BACK TO IT ACT
IT Act 2000

Section 20

Controller to Act as Repository

THE STATUTE

Original Text

(1) The Controller shall be the repository of all Digital Signature Certificates issued under this Act. (2) The Controller shall — (a) make use of hardware and software that is secure from intrusion and misuse; (b) observe such other standards as may be prescribed by the Central Government, to ensure that the secrecy and security of the digital signatures are assured. (3) The Controller shall maintain a computerised data base of all public keys in such a manner that such data base and the public keys are available to any member of the public.

Simplified

Section 20 establishes the CCA as the national repository for all Digital Signature Certificates issued in India — effectively a national public directory of digital certificates. The repository serves a critical function in the PKI trust model: any person who receives a digitally signed document can check the CCA's repository to verify whether the certificate used is genuine, whether it was actually issued by a licensed CA, and whether it is still valid (not revoked or expired). Section 20(3) is particularly important — the repository must be publicly accessible. This transparency is fundamental to PKI: the security of the system depends on anyone being able to verify any certificate independently.
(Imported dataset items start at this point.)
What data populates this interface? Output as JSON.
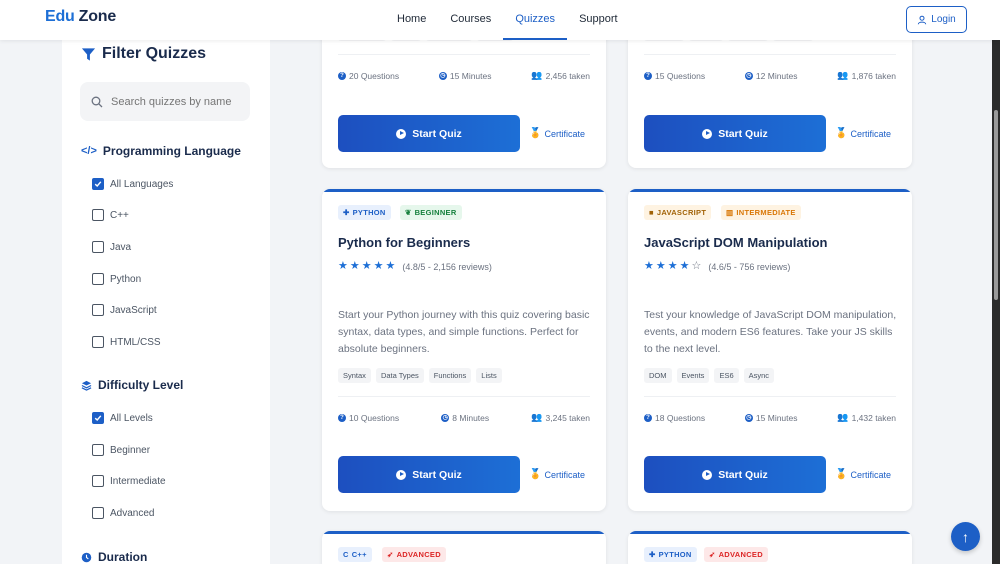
{
  "brand": {
    "part1": "Edu",
    "part2": "Zone"
  },
  "nav": [
    {
      "label": "Home"
    },
    {
      "label": "Courses"
    },
    {
      "label": "Quizzes"
    },
    {
      "label": "Support"
    }
  ],
  "header": {
    "login_label": "Login"
  },
  "sidebar": {
    "title": "Filter Quizzes",
    "search_placeholder": "Search quizzes by name...",
    "language_title": "Programming Language",
    "languages": [
      "All Languages",
      "C++",
      "Java",
      "Python",
      "JavaScript",
      "HTML/CSS"
    ],
    "difficulty_title": "Difficulty Level",
    "difficulties": [
      "All Levels",
      "Beginner",
      "Intermediate",
      "Advanced"
    ],
    "duration_title": "Duration"
  },
  "cards_top": [
    {
      "questions": "20 Questions",
      "time": "15 Minutes",
      "taken": "2,456 taken",
      "start": "Start Quiz",
      "cert": "Certificate"
    },
    {
      "questions": "15 Questions",
      "time": "12 Minutes",
      "taken": "1,876 taken",
      "start": "Start Quiz",
      "cert": "Certificate"
    }
  ],
  "cards_mid": [
    {
      "lang": "PYTHON",
      "level": "BEGINNER",
      "title": "Python for Beginners",
      "rating": "(4.8/5 - 2,156 reviews)",
      "desc": "Start your Python journey with this quiz covering basic syntax, data types, and simple functions. Perfect for absolute beginners.",
      "tags": [
        "Syntax",
        "Data Types",
        "Functions",
        "Lists"
      ],
      "questions": "10 Questions",
      "time": "8 Minutes",
      "taken": "3,245 taken",
      "start": "Start Quiz",
      "cert": "Certificate"
    },
    {
      "lang": "JAVASCRIPT",
      "level": "INTERMEDIATE",
      "title": "JavaScript DOM Manipulation",
      "rating": "(4.6/5 - 756 reviews)",
      "desc": "Test your knowledge of JavaScript DOM manipulation, events, and modern ES6 features. Take your JS skills to the next level.",
      "tags": [
        "DOM",
        "Events",
        "ES6",
        "Async"
      ],
      "questions": "18 Questions",
      "time": "15 Minutes",
      "taken": "1,432 taken",
      "start": "Start Quiz",
      "cert": "Certificate"
    }
  ],
  "cards_bottom": [
    {
      "lang": "C++",
      "level": "ADVANCED"
    },
    {
      "lang": "PYTHON",
      "level": "ADVANCED"
    }
  ],
  "back_to_top": "↑"
}
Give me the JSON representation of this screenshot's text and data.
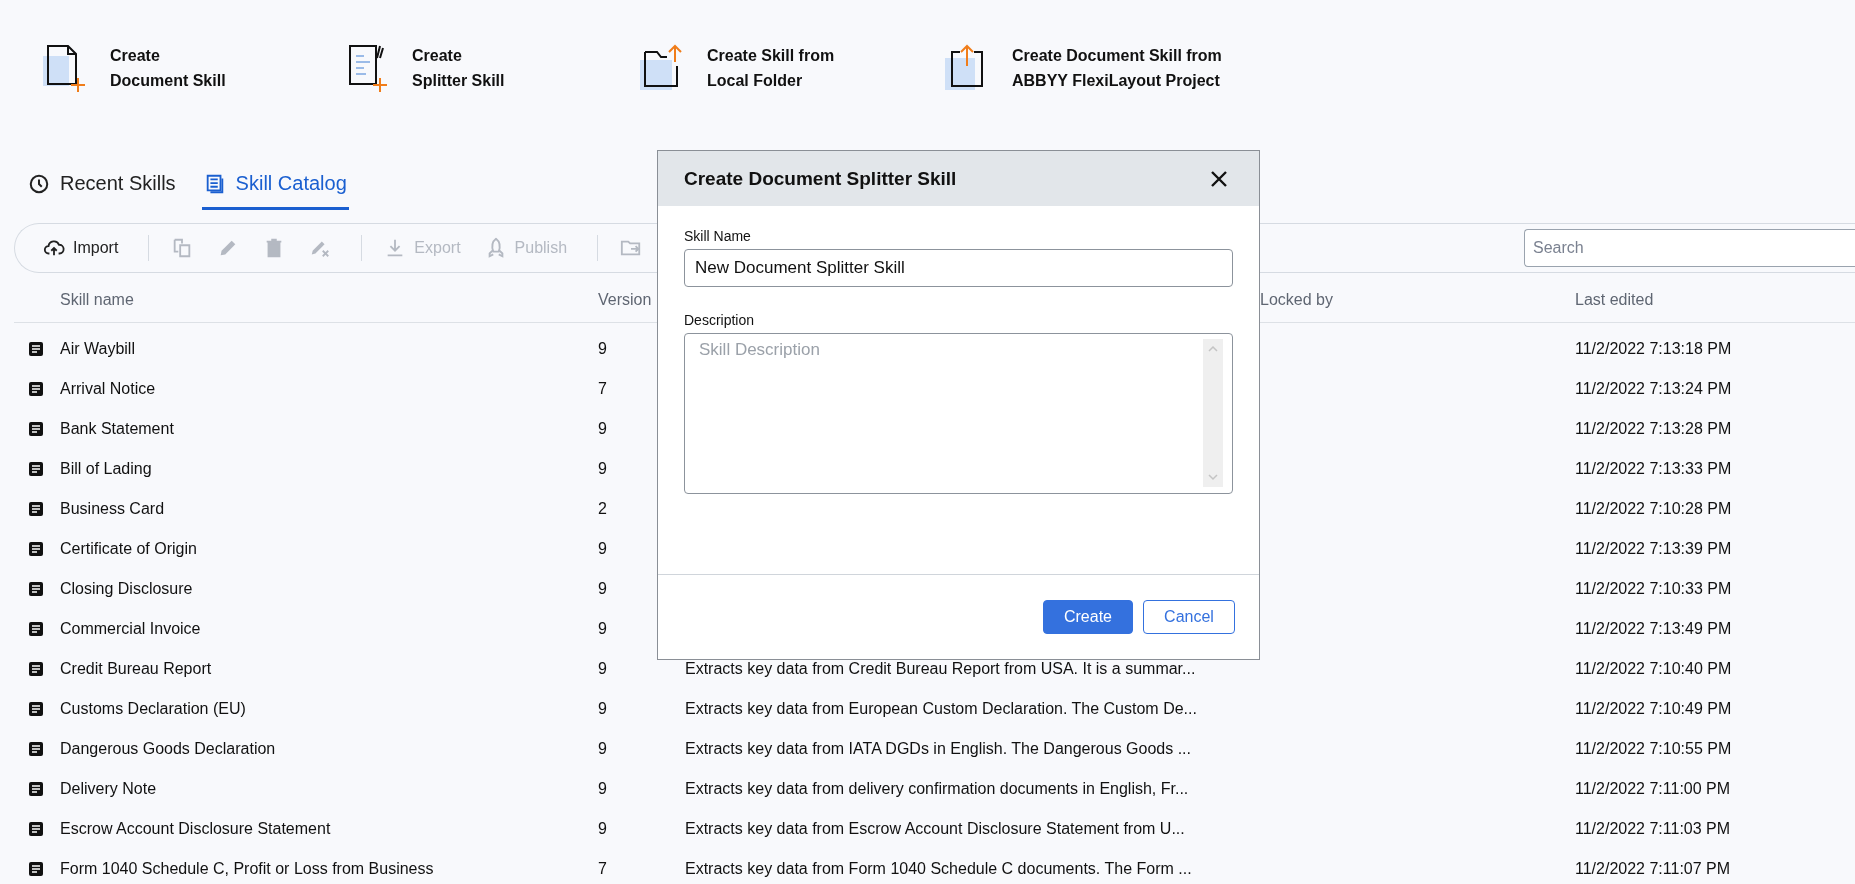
{
  "actions": [
    {
      "line1": "Create",
      "line2": "Document Skill"
    },
    {
      "line1": "Create",
      "line2": "Splitter Skill"
    },
    {
      "line1": "Create Skill from",
      "line2": "Local Folder"
    },
    {
      "line1": "Create Document Skill from",
      "line2": "ABBYY FlexiLayout Project"
    }
  ],
  "tabs": [
    {
      "label": "Recent Skills",
      "selected": false
    },
    {
      "label": "Skill Catalog",
      "selected": true
    }
  ],
  "toolbar": [
    {
      "kind": "button",
      "label": "Import",
      "disabled": false
    },
    {
      "kind": "separator"
    },
    {
      "kind": "icon",
      "disabled": true
    },
    {
      "kind": "icon",
      "disabled": true
    },
    {
      "kind": "icon",
      "disabled": true
    },
    {
      "kind": "icon",
      "disabled": true
    },
    {
      "kind": "separator"
    },
    {
      "kind": "button",
      "label": "Export",
      "disabled": true
    },
    {
      "kind": "button",
      "label": "Publish",
      "disabled": true
    },
    {
      "kind": "separator"
    },
    {
      "kind": "icon",
      "disabled": true
    }
  ],
  "search": {
    "placeholder": "Search"
  },
  "table": {
    "headers": {
      "name": "Skill name",
      "version": "Version",
      "locked": "Locked by",
      "edited": "Last edited"
    },
    "rows": [
      {
        "name": "Air Waybill",
        "version": "9",
        "edited": "11/2/2022 7:13:18 PM"
      },
      {
        "name": "Arrival Notice",
        "version": "7",
        "edited": "11/2/2022 7:13:24 PM"
      },
      {
        "name": "Bank Statement",
        "version": "9",
        "edited": "11/2/2022 7:13:28 PM"
      },
      {
        "name": "Bill of Lading",
        "version": "9",
        "edited": "11/2/2022 7:13:33 PM"
      },
      {
        "name": "Business Card",
        "version": "2",
        "edited": "11/2/2022 7:10:28 PM"
      },
      {
        "name": "Certificate of Origin",
        "version": "9",
        "edited": "11/2/2022 7:13:39 PM"
      },
      {
        "name": "Closing Disclosure",
        "version": "9",
        "edited": "11/2/2022 7:10:33 PM"
      },
      {
        "name": "Commercial Invoice",
        "version": "9",
        "edited": "11/2/2022 7:13:49 PM"
      },
      {
        "name": "Credit Bureau Report",
        "version": "9",
        "description": "Extracts key data from Credit Bureau Report from USA. It is a summar...",
        "edited": "11/2/2022 7:10:40 PM"
      },
      {
        "name": "Customs Declaration (EU)",
        "version": "9",
        "description": "Extracts key data from European Custom Declaration. The Custom De...",
        "edited": "11/2/2022 7:10:49 PM"
      },
      {
        "name": "Dangerous Goods Declaration",
        "version": "9",
        "description": "Extracts key data from IATA DGDs in English.  The Dangerous Goods ...",
        "edited": "11/2/2022 7:10:55 PM"
      },
      {
        "name": "Delivery Note",
        "version": "9",
        "description": "Extracts key data from delivery confirmation documents in English, Fr...",
        "edited": "11/2/2022 7:11:00 PM"
      },
      {
        "name": "Escrow Account Disclosure Statement",
        "version": "9",
        "description": "Extracts key data from Escrow Account Disclosure Statement from U...",
        "edited": "11/2/2022 7:11:03 PM"
      },
      {
        "name": "Form 1040 Schedule C, Profit or Loss from Business",
        "version": "7",
        "description": "Extracts key data from Form 1040 Schedule C documents. The Form ...",
        "edited": "11/2/2022 7:11:07 PM"
      }
    ]
  },
  "dialog": {
    "title": "Create Document Splitter Skill",
    "name_field": {
      "label": "Skill Name",
      "value": "New Document Splitter Skill"
    },
    "description_field": {
      "label": "Description",
      "placeholder": "Skill Description"
    },
    "buttons": [
      {
        "kind": "primary",
        "label": "Create"
      },
      {
        "kind": "secondary",
        "label": "Cancel"
      }
    ]
  }
}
The hardware and software security requirements in Section 20(2) protect the repository itself from tampering — a compromised repository could be used to introduce fake certificates into the system, undermining the trust of the entire PKI. The CCA repository (accessible at cca.gov.in) publishes the Root CA certificate, all licensed CA certificates, Certificate Revocation Lists (CRLs), and disclosure records of each CA.

Legal Evolution

Section 20 was in the original IT Act 2000. The national repository architecture was modelled on IETF PKI standards (RFC 2459). The CCA repository has been progressively modernised, with OCSP (Online Certificate Status Protocol) added to enable real-time certificate status checking rather than relying solely on periodic CRL downloads.

Key Amendments

Repository expanded to include eSign service provider disclosures alongside traditional CA certificates.

OCSP service added — enables real-time certificate status queries rather than batch CRL checking.